Temperature and relative humidity (T/RH): Thermal comfort is a combination of several factors, including temperature and relative humidity, as well as physical activity, attire, air movement, and personal factors. Many buildings only measure temperature, but that’s insufficient. First, most people can appreciate that a 90F day with low humidity is very different than a 90F data with 90% humidity since the latter has a “real feel” of 110F. Second, RH is really important to health. Too low and your body’s main defenses in the lungs aren’t as effective at capturing and clearing airborne pollution. Too high and you create conditions for mold growth indoors. In buildings, you want to aim for a sweet spot of about 70–76F and 30–60RH.

Making implementation decisions

In my two decades using real-time instruments for forensic investigations, building my own with my Harvard team, and trying just about every sensor made, I’ve learned a few lessons. Simply buying off-the-shelf sensors and sticking them on the wall without much thought is a recipe for human — and corporate — risk. Here’s what you need to consider and be thoughtful about to get it right.

Sensor placement and density.

For the sensors to reflect what people in the building are experiencing, you need to place them in occupied areas at “breathing height” — on a wall generally four to six feet off the ground.

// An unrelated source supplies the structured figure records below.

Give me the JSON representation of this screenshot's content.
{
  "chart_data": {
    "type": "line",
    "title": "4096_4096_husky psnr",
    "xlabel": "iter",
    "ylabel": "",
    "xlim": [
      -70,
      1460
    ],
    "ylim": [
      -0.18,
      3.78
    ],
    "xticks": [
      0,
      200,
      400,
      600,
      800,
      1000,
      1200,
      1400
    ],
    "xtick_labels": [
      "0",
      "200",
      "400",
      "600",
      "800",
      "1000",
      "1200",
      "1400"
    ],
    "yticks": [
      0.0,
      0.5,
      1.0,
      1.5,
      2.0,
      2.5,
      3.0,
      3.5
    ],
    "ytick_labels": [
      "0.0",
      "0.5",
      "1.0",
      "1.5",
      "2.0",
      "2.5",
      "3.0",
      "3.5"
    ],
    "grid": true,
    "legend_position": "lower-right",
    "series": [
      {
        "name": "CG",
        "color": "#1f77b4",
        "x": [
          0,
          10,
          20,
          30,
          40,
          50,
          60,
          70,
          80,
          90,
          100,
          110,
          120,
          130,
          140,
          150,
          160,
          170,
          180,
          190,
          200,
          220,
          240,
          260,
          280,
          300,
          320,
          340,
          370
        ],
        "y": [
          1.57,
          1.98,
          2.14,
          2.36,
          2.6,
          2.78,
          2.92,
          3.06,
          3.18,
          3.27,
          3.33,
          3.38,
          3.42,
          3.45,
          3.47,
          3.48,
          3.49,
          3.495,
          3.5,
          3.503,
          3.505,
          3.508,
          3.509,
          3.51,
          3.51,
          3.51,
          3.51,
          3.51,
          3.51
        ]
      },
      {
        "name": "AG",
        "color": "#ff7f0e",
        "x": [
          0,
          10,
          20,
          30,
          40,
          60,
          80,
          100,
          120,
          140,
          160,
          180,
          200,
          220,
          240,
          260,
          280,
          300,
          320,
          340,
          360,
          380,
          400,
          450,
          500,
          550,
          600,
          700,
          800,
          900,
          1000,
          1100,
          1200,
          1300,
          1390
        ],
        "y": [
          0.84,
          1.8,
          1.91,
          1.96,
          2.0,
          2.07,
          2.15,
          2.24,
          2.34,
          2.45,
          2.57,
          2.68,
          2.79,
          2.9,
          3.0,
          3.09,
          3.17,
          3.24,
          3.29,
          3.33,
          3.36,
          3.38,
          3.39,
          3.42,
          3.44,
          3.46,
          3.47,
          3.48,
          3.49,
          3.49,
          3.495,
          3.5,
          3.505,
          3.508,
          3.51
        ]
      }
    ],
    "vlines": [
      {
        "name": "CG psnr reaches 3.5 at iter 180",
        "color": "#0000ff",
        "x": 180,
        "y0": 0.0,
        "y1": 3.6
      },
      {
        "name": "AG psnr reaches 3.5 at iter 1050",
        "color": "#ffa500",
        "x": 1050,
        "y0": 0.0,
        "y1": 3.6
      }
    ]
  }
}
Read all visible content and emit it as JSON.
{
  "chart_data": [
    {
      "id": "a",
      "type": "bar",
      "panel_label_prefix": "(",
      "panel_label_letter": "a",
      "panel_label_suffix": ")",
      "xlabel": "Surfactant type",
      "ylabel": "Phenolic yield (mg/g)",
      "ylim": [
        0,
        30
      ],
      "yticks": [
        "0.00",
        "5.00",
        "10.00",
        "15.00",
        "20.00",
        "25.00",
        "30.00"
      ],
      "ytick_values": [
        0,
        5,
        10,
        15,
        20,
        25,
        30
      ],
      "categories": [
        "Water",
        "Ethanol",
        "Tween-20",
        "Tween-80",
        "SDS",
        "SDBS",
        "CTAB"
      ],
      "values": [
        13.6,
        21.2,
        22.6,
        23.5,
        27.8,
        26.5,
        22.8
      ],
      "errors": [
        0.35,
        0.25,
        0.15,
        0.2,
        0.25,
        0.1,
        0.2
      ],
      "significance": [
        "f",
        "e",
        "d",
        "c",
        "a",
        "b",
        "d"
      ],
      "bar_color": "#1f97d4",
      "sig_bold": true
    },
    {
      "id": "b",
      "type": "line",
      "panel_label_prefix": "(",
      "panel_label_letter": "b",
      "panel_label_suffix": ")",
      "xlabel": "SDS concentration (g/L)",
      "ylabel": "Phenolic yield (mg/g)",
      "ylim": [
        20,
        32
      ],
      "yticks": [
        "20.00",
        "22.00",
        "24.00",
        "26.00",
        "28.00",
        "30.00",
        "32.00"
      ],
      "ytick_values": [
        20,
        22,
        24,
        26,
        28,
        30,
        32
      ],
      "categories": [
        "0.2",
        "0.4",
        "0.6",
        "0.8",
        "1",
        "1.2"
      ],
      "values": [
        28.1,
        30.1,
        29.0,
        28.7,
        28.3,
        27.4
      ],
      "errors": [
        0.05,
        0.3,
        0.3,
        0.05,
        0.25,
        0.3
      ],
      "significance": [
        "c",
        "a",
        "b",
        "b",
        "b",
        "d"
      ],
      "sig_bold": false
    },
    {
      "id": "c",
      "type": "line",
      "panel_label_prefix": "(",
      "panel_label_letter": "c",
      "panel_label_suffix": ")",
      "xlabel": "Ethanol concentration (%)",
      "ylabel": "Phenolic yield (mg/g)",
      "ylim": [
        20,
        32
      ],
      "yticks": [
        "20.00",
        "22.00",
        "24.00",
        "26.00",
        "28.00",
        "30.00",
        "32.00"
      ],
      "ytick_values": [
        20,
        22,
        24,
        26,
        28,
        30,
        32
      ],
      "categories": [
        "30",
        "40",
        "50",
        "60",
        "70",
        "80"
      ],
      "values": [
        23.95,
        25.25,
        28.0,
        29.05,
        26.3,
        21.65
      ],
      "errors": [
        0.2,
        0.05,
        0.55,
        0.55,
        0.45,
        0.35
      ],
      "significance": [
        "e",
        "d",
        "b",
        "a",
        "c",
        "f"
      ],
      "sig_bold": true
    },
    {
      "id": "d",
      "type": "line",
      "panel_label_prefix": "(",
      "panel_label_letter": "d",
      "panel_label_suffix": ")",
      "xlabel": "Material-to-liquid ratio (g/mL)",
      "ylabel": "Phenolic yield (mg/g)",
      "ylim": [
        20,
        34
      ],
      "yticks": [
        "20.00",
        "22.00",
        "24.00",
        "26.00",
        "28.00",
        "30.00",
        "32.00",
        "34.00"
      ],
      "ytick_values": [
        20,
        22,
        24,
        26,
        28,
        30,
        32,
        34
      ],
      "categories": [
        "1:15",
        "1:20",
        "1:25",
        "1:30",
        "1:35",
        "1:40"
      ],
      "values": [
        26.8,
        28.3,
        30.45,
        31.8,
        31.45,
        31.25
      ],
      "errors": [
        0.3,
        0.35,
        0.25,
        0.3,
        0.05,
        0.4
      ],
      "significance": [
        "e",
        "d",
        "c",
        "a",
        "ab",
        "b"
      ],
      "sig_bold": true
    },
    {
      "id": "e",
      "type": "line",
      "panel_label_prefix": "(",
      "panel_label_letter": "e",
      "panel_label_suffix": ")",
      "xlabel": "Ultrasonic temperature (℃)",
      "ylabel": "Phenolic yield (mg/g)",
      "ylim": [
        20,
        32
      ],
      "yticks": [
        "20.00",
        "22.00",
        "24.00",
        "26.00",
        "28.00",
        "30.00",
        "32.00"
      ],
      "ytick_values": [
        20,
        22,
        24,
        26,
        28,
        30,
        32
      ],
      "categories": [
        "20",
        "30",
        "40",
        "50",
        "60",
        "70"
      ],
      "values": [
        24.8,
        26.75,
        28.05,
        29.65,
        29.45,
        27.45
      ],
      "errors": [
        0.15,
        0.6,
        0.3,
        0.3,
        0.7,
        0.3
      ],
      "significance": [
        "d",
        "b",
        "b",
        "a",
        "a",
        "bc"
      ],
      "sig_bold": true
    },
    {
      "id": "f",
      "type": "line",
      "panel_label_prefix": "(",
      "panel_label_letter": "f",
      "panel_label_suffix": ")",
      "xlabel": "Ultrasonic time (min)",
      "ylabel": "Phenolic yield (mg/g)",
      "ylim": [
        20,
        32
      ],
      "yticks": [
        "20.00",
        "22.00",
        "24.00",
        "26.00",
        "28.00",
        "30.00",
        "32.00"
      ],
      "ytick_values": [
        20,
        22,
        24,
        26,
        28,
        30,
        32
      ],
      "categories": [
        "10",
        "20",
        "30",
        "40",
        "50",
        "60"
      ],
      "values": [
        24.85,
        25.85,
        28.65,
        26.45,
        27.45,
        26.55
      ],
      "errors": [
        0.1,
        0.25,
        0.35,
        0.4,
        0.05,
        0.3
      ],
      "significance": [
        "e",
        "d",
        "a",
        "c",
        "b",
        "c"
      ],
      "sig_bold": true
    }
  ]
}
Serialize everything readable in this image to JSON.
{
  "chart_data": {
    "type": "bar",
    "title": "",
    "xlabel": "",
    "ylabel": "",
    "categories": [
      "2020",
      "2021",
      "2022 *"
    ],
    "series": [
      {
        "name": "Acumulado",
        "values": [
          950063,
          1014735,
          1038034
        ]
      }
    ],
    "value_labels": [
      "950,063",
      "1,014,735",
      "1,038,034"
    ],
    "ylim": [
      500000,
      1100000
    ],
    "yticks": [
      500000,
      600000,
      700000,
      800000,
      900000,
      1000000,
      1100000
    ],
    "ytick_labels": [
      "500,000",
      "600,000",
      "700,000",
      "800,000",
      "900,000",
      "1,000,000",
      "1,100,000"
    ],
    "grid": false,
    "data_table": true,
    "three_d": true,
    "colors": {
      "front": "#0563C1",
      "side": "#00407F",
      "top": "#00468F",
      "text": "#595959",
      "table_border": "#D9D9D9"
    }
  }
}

The trickier question — and a place many are winging it — is how many sensors you need. I’ve seen recommendations from one sensor per 50,000 square feet to one per 500 square feet. Modeling I’ve done with colleagues, designed to account for how gases and particles flow in time and space, found that about one sensor per 2,000–3,000 sq ft is about right.

Setting thresholds.

The next step is to set thresholds for action. Many systems on the market use a too-simple approach where any little blip that exceeds a standard threshold sets off alarm bells. Hundreds of “alerts” per day aren’t helpful. Instead you want to focus on what metric has been exceeded, for how long, and where.

Amazon is using an algorithm my company developed called HEAAL, which stands for Health-Optimized, Excellent, Action, Alert, Limit. When a measure of air quality is at “Action” level it’s not immediately dangerous and should be looked at by facilities within the month. At “Alert” level, the situation should be evaluated within two weeks. “Limit” means you are potentially endangering worker health, so the issue should be escalated to an environmental health and safety team and acted on within a day or two.

Remember also to staff appropriately. When the data start streaming in, you’ll want someone who is trained to actively analyze it. Any company measuring air quality is obligated to review and respond to red flags.

Developing the response plan.

After you’ve set your thresholds, and your triaging system, what happens when the system flags a problem? First, ask yourself if there are any “data flags.” Your system or team should be watching for things like unreasonable data (Are the measurements even plausible? For example, 300 ppm of CO2 isn’t.), flatlined data (is the sensor “stuck” reporting one value?), agreement across sensors (are nearby sensors reporting wildly different values?), and calibration (are the data ‘drifting’ over time?).

Once you feel okay about the data quality, determine the scope of the issue: Is it one sensor? Multiple sensors on same floor, indicating a floor-level problem? Entire building? Multiple properties in an area, indicating a wider issue like the beginning of a rise in outdoor air pollution?

Two things aren’t going away: Covid has led to a now universal awareness about the importance of indoor air quality, and these new low-cost, small air quality sensors are proliferating quickly. A head-in-the-sand approach to these issues won’t hold for much longer. Organizations must instead be proactive: deploying sensors and systems, getting a feel for the data, and developing a response plan to keep the people in their buildings safe, maximize worker productivity, and support climate and sustainability goals. Is your business ready?